Are the Kids Alright? The Search for Gen Z at TMRE
Because I’m a market researcher, when I want to find something out, I ask people. I went around the exhibition hall of TMRE this afternoon and asked a simple question of anyone I could find whose booth mentioned Gen Z. “What’s the upper age bound?”
I asked three different companies and got three different answers. 17 – meaning the cohort starts in 2001. 21 – a 1997 start-date. And 24, dating Gen Z from 1994.
(At least two of these definitions imply that nobody born at the millennium is a Millennial, which is surely one more reason for ordinary people to hate marketers.)
So – all middle and high schoolers right now are Gen Z. College students probably are. People in their first post-college years? Maybe, if you squint. Does it matter? I think it does. This year’s TMRE program sees a tipping point – more than twice as many talks on Gen Z than on Millennials (and one of the latter was on “Millennial parents”). Everybody’s talking about them. Nobody’s defining them.
If Gen Z is being talked about, then Gen Z must be selling. Which incentivises researchers to spread the net as widely as possible, so you can make claims like “Gen Z are even bigger than Millennials” (as one speaker did). Sure, they are – because you’ve trimmed three years off Millennials and handed them to Z! The highly respectable Pew Research gives us the 1997 boundary definition, which will probably stick – but only 3 years ago, Pew was starting the definition in 2000.

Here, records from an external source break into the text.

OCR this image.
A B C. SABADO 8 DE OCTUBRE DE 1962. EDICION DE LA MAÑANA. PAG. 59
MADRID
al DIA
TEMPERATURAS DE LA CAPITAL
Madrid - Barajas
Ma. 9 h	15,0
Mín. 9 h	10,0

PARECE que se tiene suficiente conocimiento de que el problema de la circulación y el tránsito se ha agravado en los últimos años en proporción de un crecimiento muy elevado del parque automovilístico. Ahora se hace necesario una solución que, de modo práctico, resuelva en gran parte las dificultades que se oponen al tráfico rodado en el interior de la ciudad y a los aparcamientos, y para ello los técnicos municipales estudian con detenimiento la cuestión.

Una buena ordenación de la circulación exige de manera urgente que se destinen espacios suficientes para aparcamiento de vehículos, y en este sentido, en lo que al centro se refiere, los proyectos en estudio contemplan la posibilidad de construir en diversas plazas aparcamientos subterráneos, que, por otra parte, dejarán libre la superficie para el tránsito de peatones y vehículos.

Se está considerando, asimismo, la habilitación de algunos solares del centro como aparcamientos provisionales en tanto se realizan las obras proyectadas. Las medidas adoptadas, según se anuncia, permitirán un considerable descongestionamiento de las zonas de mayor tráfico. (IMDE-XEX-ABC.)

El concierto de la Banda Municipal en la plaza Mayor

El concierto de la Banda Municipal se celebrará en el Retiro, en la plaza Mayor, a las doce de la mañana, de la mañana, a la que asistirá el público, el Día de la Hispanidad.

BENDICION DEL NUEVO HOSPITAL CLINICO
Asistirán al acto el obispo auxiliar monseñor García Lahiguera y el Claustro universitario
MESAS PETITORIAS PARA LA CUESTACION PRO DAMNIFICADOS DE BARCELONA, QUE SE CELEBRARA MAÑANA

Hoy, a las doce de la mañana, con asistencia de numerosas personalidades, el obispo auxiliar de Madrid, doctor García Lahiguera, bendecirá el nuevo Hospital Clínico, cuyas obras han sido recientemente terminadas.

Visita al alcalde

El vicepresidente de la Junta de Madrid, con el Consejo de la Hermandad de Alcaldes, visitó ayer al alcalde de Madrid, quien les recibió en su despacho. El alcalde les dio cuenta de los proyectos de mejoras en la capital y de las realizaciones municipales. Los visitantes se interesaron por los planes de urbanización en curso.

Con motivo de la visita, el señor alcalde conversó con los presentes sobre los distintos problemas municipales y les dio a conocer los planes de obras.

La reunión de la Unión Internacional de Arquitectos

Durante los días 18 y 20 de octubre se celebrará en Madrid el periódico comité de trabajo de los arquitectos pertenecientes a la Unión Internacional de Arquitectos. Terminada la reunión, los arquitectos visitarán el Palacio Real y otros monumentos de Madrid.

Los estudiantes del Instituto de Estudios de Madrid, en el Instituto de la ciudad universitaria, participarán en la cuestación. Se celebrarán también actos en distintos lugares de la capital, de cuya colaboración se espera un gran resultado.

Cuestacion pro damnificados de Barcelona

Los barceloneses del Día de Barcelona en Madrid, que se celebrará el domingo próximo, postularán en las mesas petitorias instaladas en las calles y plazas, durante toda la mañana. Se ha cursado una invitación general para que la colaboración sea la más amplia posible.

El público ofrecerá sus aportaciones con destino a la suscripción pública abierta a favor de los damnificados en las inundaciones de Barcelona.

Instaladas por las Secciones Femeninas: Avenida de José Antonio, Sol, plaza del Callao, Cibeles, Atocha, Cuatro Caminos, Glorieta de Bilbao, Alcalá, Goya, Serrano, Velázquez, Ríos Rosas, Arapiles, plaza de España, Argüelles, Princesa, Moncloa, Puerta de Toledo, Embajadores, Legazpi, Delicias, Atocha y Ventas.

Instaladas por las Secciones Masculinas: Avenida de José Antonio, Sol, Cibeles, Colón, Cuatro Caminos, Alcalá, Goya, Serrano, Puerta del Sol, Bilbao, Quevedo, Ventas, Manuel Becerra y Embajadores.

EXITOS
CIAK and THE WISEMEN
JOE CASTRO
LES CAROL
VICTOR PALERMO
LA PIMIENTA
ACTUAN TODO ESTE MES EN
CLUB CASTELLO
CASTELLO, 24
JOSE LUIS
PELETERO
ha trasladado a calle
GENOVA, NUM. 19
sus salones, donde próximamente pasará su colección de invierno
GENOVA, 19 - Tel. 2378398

Generational boundaries are market-driven – if Gen Z are mostly sitting in their bedrooms playing Fortnite, they’re a less sexy commercial prospect than if they’re entering the workforce right now. But extend the definition too far and you’re scrabbling with trying to find the common ground that includes 14 and 24-year olds and doesn’t include a 30-year-old. You end up, inevitably, stressing social media and smartphones at the exclusion of everything else, which is unfortunate, because that’s precisely how you were defining the last lot.
These were traps the presenters at TMRE couldn’t entirely avoid. I spent the afternoon of Day 1 checking out three presentations which focused on teens and young adults – though “adults”, as BuzzFeed’s Gene Cho revealed, may not be quite the right word.
First up was Synchrony Financial and CMB, who had created a beautiful audiovisual “lookbook” to explain Gen Z. Lovely aesthetic – but some of the insights shown felt like squeezing the data to fit the narrative. One slide, about Gen Z and digital financial products, used “highly connected” to describe penetration rates of 61% and 21%. The presenters hopped around from fidget spinners and sour candy – the fads and preferences of Gen Z’s younger edge – to verbatims from 24-year olds, with concepts like “digital natives” bundling it all vaguely together.
BuzzFeed’s presentation, on the idea of “adulting”, was stronger – an interrogation of a particular trend and how it affects a particular cohort – that vexed 18-24-year-old segment which have a foot in both Y and Z, as things stand. Cho had a great set of one-liners – being an adult these days, he said, is just looking stuff up on Google.
Young people are physically adults but feel entirely adrift from the actual competencies they associate with being ‘an adult’, was the core finding. They are highly confident – they think of themselves as mature – but at the same time feel entirely incompetent at the basic skills and survival abilities they assume adults should have. Being an adult has stopped being a goal and become instead an endless process.
It all rang very true – though I, a cynical Gen Xer, remember feeling the same thing at 18, and most of the time since. The trend is genuine but not new. Sociologists like Richard Sennett have identified it as a fallout from the post-1970s wrecking of the socio-economic concepts – a lifelong secure career – that were the foundation for ‘adulthood’. Or maybe being an adult has always been about faking it til you make it.
Finally, and most refreshingly, the experts surrendered the stage to the ‘natives’ themselves – four students from the University of Arizona who very gamely agreed to act as Gen Z examplars for an audience of olds. Were they typical? Who knows. But they weren’t selling anything, at least. Inevitably the questions, from Tiffany Zhong of Zebra Intelligence (age 21), focused on life online and social media. But the students gently deflated most of the prevailing narratives – no, they didn’t follow influencers. Yes, YouTube is pretty much just another clogged-up big media channel. No, they don’t feel stressed enough by social media to want to detox.
What did I conclude? Generations are literary constructs – stereotypes with enough recognisable truth to live as characters. The unfortunate reality is that it takes a few years of sifting and settling not just for boundaries to fall into place, but for the defining narrative characteristics of a new generation to emerge.
Millennials, for instance, were by turns claimed as conservative, apolitical, hopeful and disaffected. They were the generation who “craved relationships with brands” … and then they became generation Ad Blocker. It took a while for the broad trends – artisanal over corporate; experience over ownership – to settle, and a while longer for the semiotic markers of millennials (beards, avocado toast, selfies, craft beer) to fix themselves. The Gen Z that comes to mind in ten years will be unrecognisable from 2018’s fumbling definitions.